= COST Hata model =

Radio propagation model

The COST Hata model is a radio propagation model (i.e. path loss) that extends the urban Hata model (which in turn is based on the Okumura model) to cover a more elaborated range of frequencies (up to 2 GHz). It is the most often cited of the COST 231 models (EU funded research project ca. April 1986 – April 1996), also called the Hata Model PCS Extension. This model is the combination of empirical and deterministic models for estimating path loss in an urban area over frequency range of 800 MHz to 2000 MHz.

COST (COopération européenne dans le domaine de la recherche Scientifique et Technique) is a European Union Forum for cooperative scientific research which has developed this model based on experimental measurements in multiple cities across Europe.

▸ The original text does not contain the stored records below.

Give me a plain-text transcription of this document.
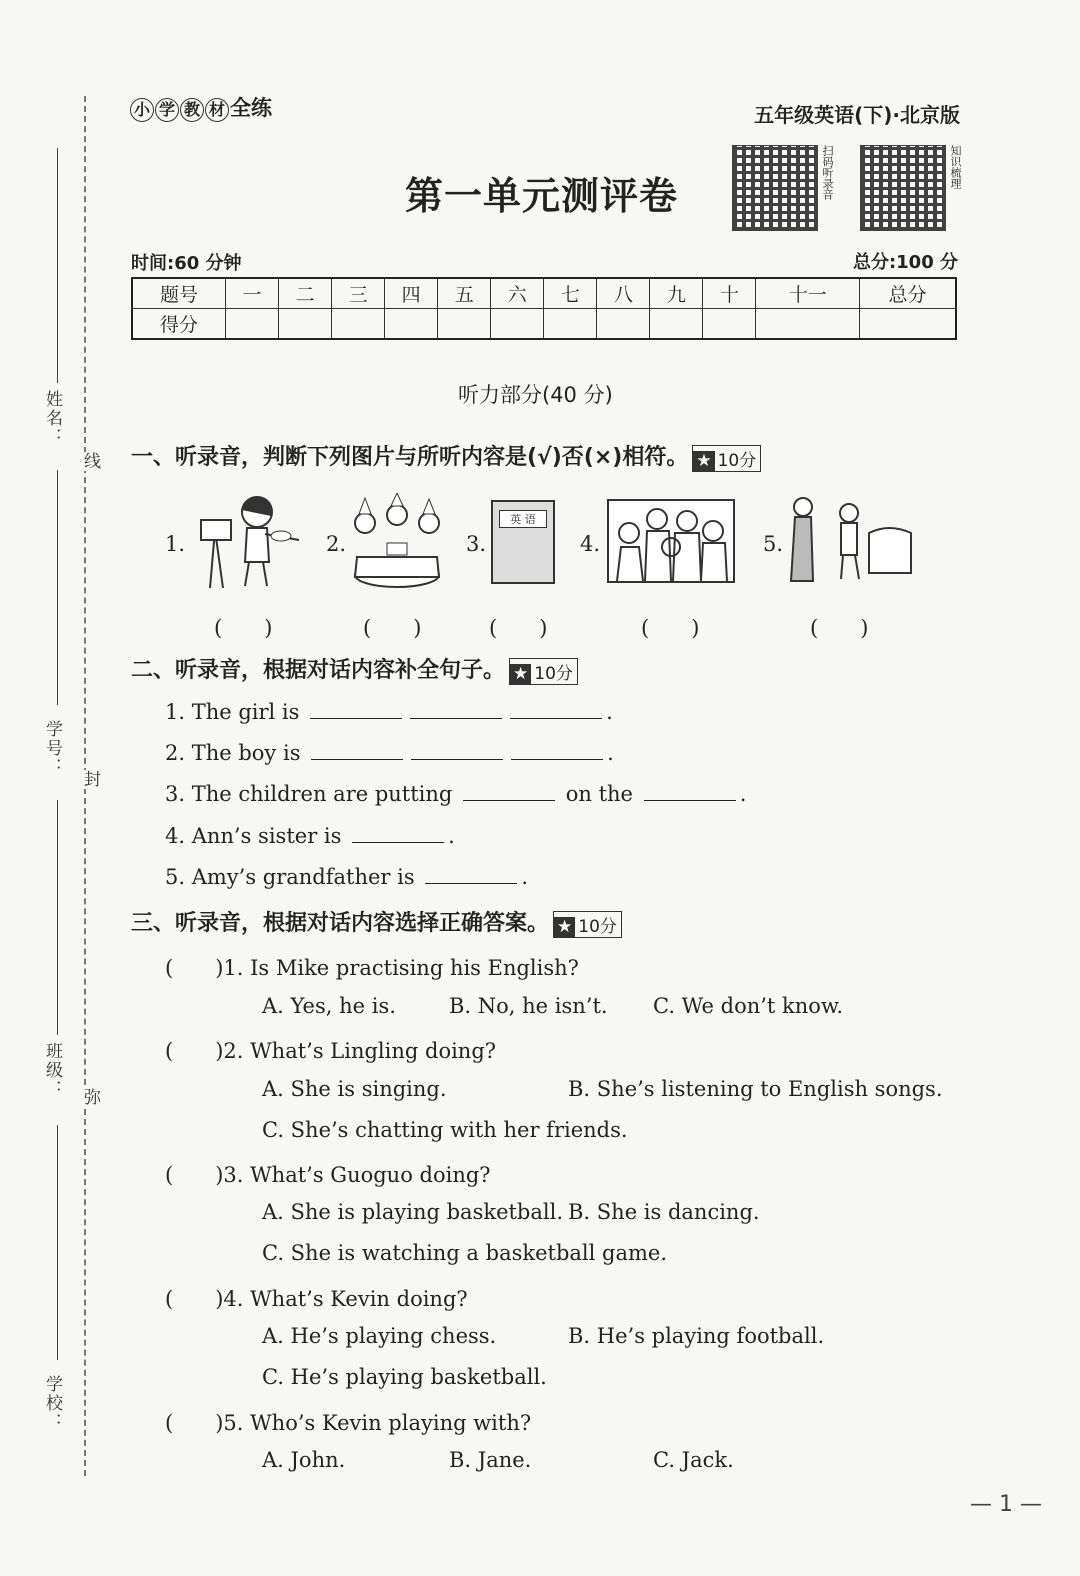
姓名：
线
学号：
封
班级： 弥
学校：
小 学 教 材 全练	五年级英语(下)·北京版
第一单元测评卷	扫码听录音	知识梳理
时间:60 分钟	总分:100 分
题号	一	二	三	四	五	六	七	八	九	十	十一	总分
得分												
听力部分(40 分)
一、听录音，判断下列图片与所听内容是(√)否(×)相符。 ★ 10分
1.	2.	3.
英 语
4.	5.
(　　)	(　　)	(　　)	(　　)	(　　)
二、听录音，根据对话内容补全句子。 ★ 10分
1. The girl is	.
2. The boy is	.
3. The children are putting	on the	.
4. Ann’s sister is	.
5. Amy’s grandfather is	.
三、听录音，根据对话内容选择正确答案。 ★ 10分
(　　)1. Is Mike practising his English?
A. Yes, he is.	B. No, he isn’t. C. We don’t know.
(　　)2. What’s Lingling doing?
A. She is singing.	B. She’s listening to English songs.
C. She’s chatting with her friends.
(　　)3. What’s Guoguo doing?
A. She is playing basketball. B. She is dancing.
C. She is watching a basketball game.
(　　)4. What’s Kevin doing?
A. He’s playing chess.	B. He’s playing football.
C. He’s playing basketball.
(　　)5. Who’s Kevin playing with?
A. John.	B. Jane.	C. Jack.
— 1 —
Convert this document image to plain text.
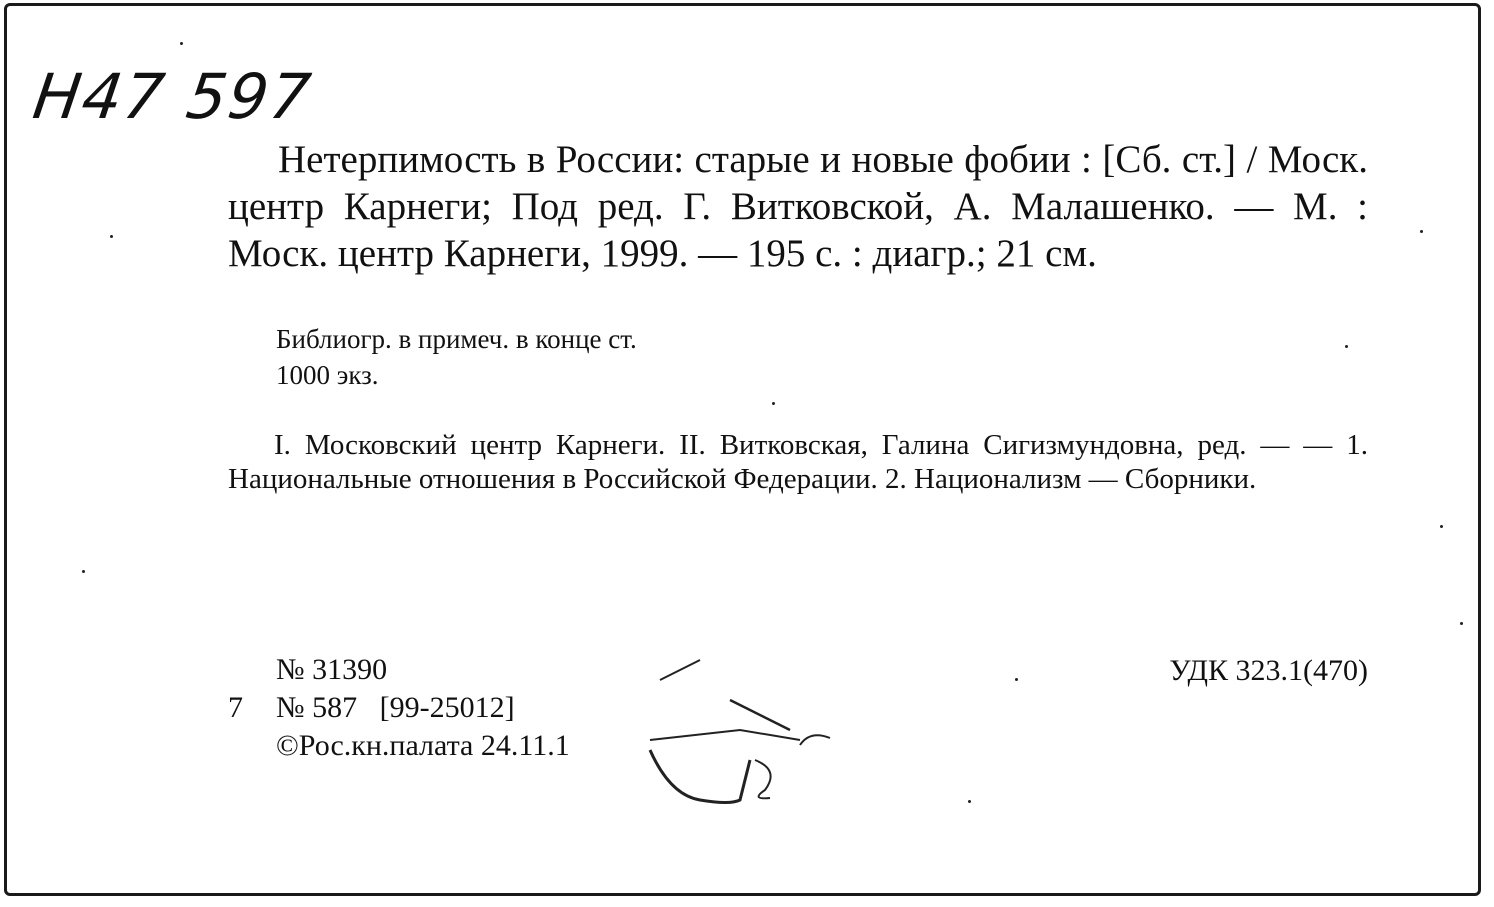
Н47 597
Нетерпимость в России: старые и новые фобии : [Сб. ст.] / Моск. центр Карнеги; Под ред. Г. Витковской, А. Малашенко. — М. : Моск. центр Карнеги, 1999. — 195 с. : диагр.; 21 см.
Библиогр. в примеч. в конце ст.
1000 экз.
I. Московский центр Карнеги. II. Витковская, Галина Сигизмундовна, ред. — — 1. Национальные отношения в Российской Федерации. 2. Национализм — Сборники.
№ 31390
7 № 587   [99-25012]
©Рос.кн.палата 24.11.1
УДК 323.1(470)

==Applicable to / under conditions==
This model is applicable to macro cells in urban areas. To further evaluate Path Loss in suburban or rural (quasi-)open areas, this path loss has to be substituted into Urban to Rural / Urban to Suburban Conversions. (Ray GAO, 09 Sep 2007)

==Coverage==
- Frequency: 1500–2000 MHz
- Mobile station antenna height: 1–10 m
- Base station antenna height: 30–200 m
- Link distance: 1–20 km

==Mathematical formulation==
The COST Hata model is formulated as,

$L_b = 46.3 + 33.9 \log_{10} \frac{f}\text{MHz} - 13.82 \log_{10} \frac{h_B}\text{m} - a(h_R, f) + \left( 44.9 - 6.55 \log_{10} \frac{h_B}\text{m} \right) \log_{10} \frac{d}\text{km} + C_m$

where,
| $L_b$ | Median path loss. Unit: decibel (dB) |
| $f$ | Frequency of Transmission. Unit: megahertz (MHz) |
| $h_B$ | Base station antenna effective height. Unit: meter (m) |
| $d$ | Link distance. Unit: Kilometer (km) |
| $h_R$ | Mobile station antenna effective height. Unit: meter (m) |
| $a(h_R, f)$ | Mobile station antenna height correction factor as described in the Hata model for urban areas. For suburban or rural environments this factor is defined as, $a(h_R,f) = \left( 1.1 \log_{10} \frac{f}\text{MHz} - 0.7 \right) \frac{h_R}\text{m} - \left( 1.56 \log_{10} \frac{f}\text{MHz} - 0.8 \right)$ and, for urban environments (i.e. large cities) as, $$a(h_R,f) = \begin{cases}8.29 (\log_{10} ({1.54 h_R}))^2 - 1.1 &,\text{if } 150 \le f \le 200 \\ 3.2 \left( \log_{10} \left( {11.75 h_R} \right) \right)^2 - 4.97 &,\text{if } 200 < f \le 1500\end{cases}$$ |
| $C_m$ | Constant offset. Unit: decibel (dB). Defined as, $$C_m = \begin{cases} 0\ dB \quad \text{for medium cities and suburban areas} \\ 3\ dB \quad \text{for metropolitan areas} \end{cases}$$ |

==Limitations==
This model requires that the base station antenna is higher than all adjacent rooftops.